Like other platforms, the deal does not include any private messages or content from private or password-protected blogs. It also excludes data from deleted blogs or ones classed as explicit.
The good news is that even publicly accessibly blogs can opt out. On the app, go to your account settings and select the blog you want to exclude from sharing with licensed partners of Tumblr. Tap on the gear icon, and select visibility. Make sure prevent third-party sharing is turned on. On the web, you will find the same options under blog settings.
Wordpress
Automattic also owns blogging tool Wordpress, and the same licensing deal covers public content there. To opt out, go to settings, select general and go to the privacy section. Tick the box next to prevent third-party data sharing.
X
X, the platform formerly known as Twitter, has its own AI called Grok. When the company first unveiled the feature, it was pitched as an AI with a “rebellious” streak.
But is it training off our data? Last year, Elon Musk’s platform fell foul of the Data Protection Commission (DPC) here for opting users into data sharing for training its AI without informing them first. The DPC started a court action, and X agreed to suspend the processing of the personal data of EU and EEA users contained in public posts processed between May 7th and August 1st, 2024, for the purpose of training its AI.
In September, the DPC ended the court proceedings after X agreed to permanently limit its use of EU personal data, but last month the regulator said it had opened an investigation into the matter.
For everyone else though, you can opt out of the data sharing. Go to your profile, select settings, and go to privacy and safety.

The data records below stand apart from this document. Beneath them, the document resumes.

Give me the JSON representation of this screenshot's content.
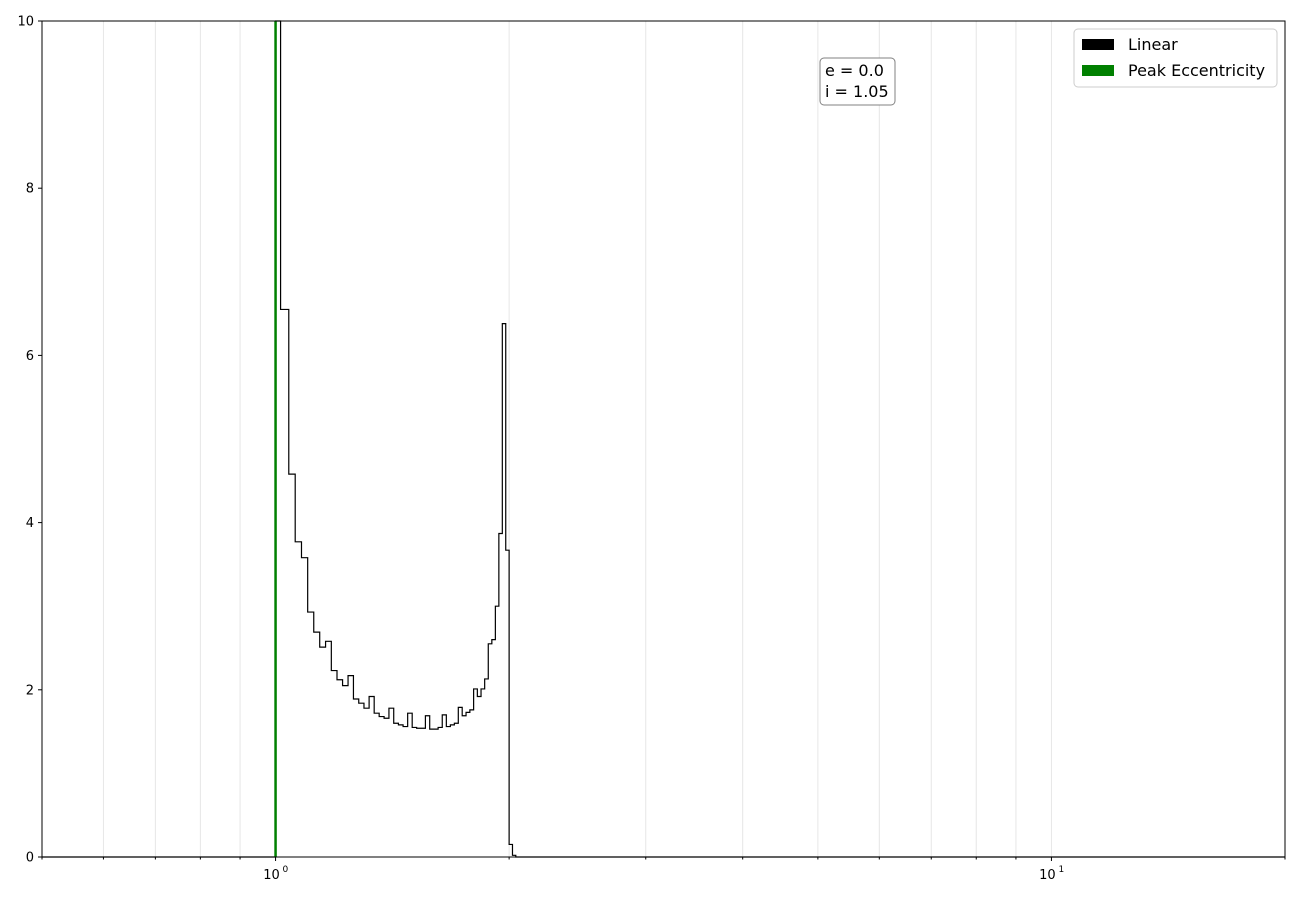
{
  "chart_data": {
    "type": "line",
    "x_scale": "log",
    "xlim": [
      0.5,
      20
    ],
    "ylim": [
      0,
      10
    ],
    "xlabel": "",
    "ylabel": "",
    "grid": "x-minor-and-major",
    "legend_placement": "top-right",
    "y_ticks": [
      "0",
      "2",
      "4",
      "6",
      "8",
      "10"
    ],
    "x_ticks": [
      {
        "value": 1,
        "base": "10",
        "exp": "0"
      },
      {
        "value": 10,
        "base": "10",
        "exp": "1"
      }
    ],
    "annotation": {
      "line1": "e = 0.0",
      "line2": "i = 1.05"
    },
    "series": [
      {
        "name": "Linear",
        "style": "step",
        "color": "#000000",
        "edges": [
          0.5,
          1.0,
          1.015,
          1.04,
          1.06,
          1.08,
          1.1,
          1.12,
          1.14,
          1.16,
          1.18,
          1.2,
          1.22,
          1.24,
          1.26,
          1.28,
          1.3,
          1.32,
          1.34,
          1.36,
          1.38,
          1.4,
          1.42,
          1.44,
          1.46,
          1.48,
          1.5,
          1.52,
          1.54,
          1.56,
          1.58,
          1.6,
          1.62,
          1.64,
          1.66,
          1.68,
          1.7,
          1.72,
          1.74,
          1.76,
          1.78,
          1.8,
          1.82,
          1.84,
          1.86,
          1.88,
          1.9,
          1.92,
          1.94,
          1.96,
          1.98,
          2.0,
          2.02,
          2.04,
          20
        ],
        "values": [
          0,
          10,
          6.55,
          4.58,
          3.77,
          3.58,
          2.93,
          2.69,
          2.51,
          2.58,
          2.23,
          2.12,
          2.05,
          2.17,
          1.89,
          1.84,
          1.78,
          1.92,
          1.72,
          1.68,
          1.66,
          1.78,
          1.6,
          1.58,
          1.56,
          1.72,
          1.55,
          1.54,
          1.54,
          1.69,
          1.53,
          1.53,
          1.55,
          1.7,
          1.56,
          1.58,
          1.6,
          1.79,
          1.69,
          1.73,
          1.76,
          2.01,
          1.92,
          2.01,
          2.13,
          2.55,
          2.6,
          3.0,
          3.87,
          6.38,
          3.67,
          0.15,
          0.02,
          0
        ]
      },
      {
        "name": "Peak Eccentricity",
        "style": "vline",
        "color": "#008000",
        "x": 1.0
      }
    ]
  }
}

Scroll down to data sharing and personalisation, and select Grok and third-party collaborators. It will show you what Grok can use as source material for its models, for users not in the EU, such as your public posts and conversation history with the chatbot. You can also delete your previous conversation history with Grok if you have interacted with the chatbot.
Apple
Last year, Apple announced it would build generative AI into the operating systems for its iPhones, iPads and Macs. Apple Intelligence is pitched as a helpful assistant at your fingertips, a smarter assistant that can dig around your phone and find the information you know is there, but just can’t locate, and it will serve it up to you in an easily accessible format.

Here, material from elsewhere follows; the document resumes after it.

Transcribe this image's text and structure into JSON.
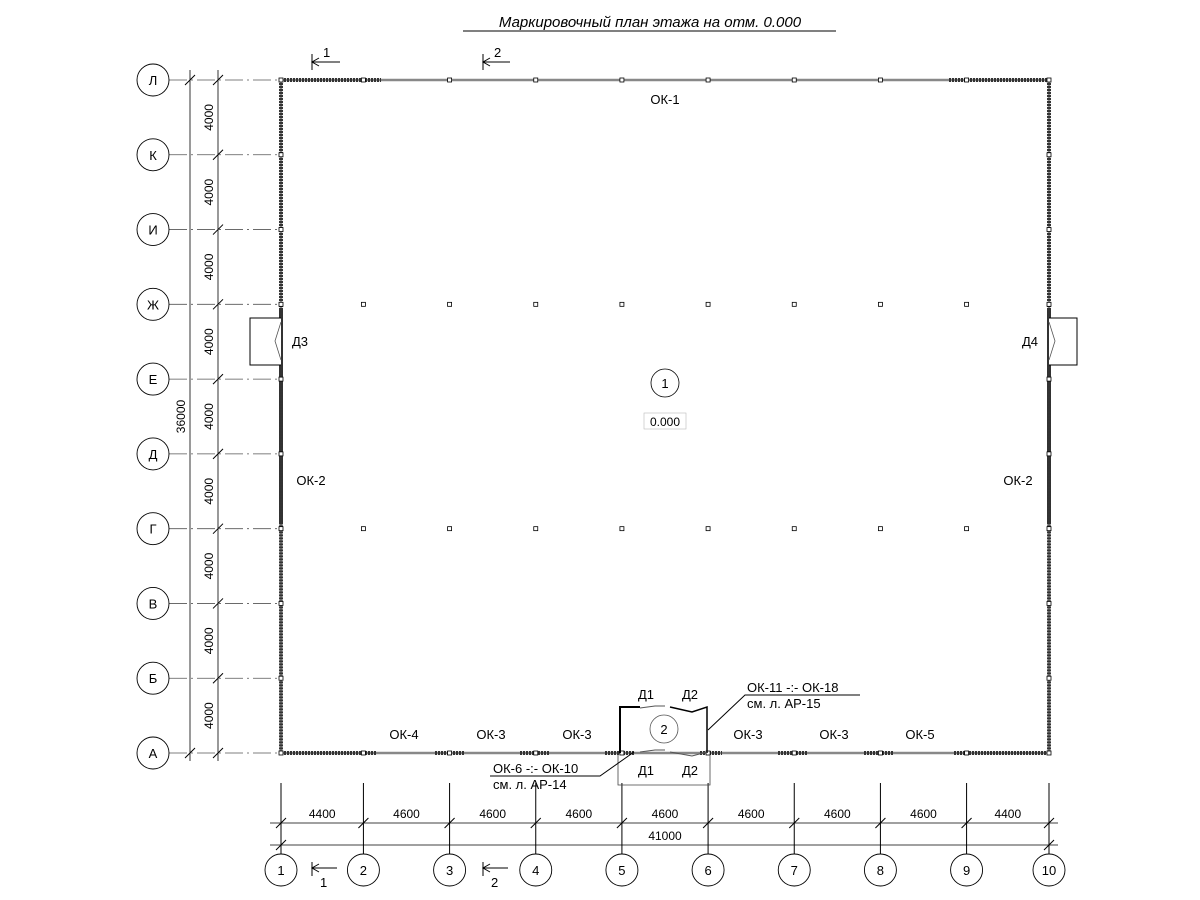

But does Apple use your private data to train Apple Intelligence? The short answer is no. Apple has trained its AI models on high-quality data from the public web, from which publishers could opt out. Among the information it has licensed to train the models are news, archives, textbooks, stock photography and in-house work.
Above all, data you store on its devices stays in your control. A lot of the simpler requests are processed on your device. If it needs extra power, Apple uses something called Private Cloud Compute, an extension of your iPhone that is not accessible by Apple or any third party. The service only has access to the information that is pertinent to your request. And to make sure that everything is above board, Apple has an independent observer to carry out an audit.
So no general cloud processing for your data or third-party access to your data. The one exception to this is where you use ChatGPT for queries that Apple Intelligence cannot answer from your own personal data.
Apple’s deal with OpenAI is opt-in only and you are asked to agree every time a query is identified as something that ChatGPT could handle.
You don’t need a ChatGPT account to access it, user IP addresses are obscured, and OpenAI is not allowed to store any requests that come through Apple’s system.
However, if you already have a ChatGPT account and want to access your premium features, you can connect it to your phone; OpenAI’s policies on using data would then apply.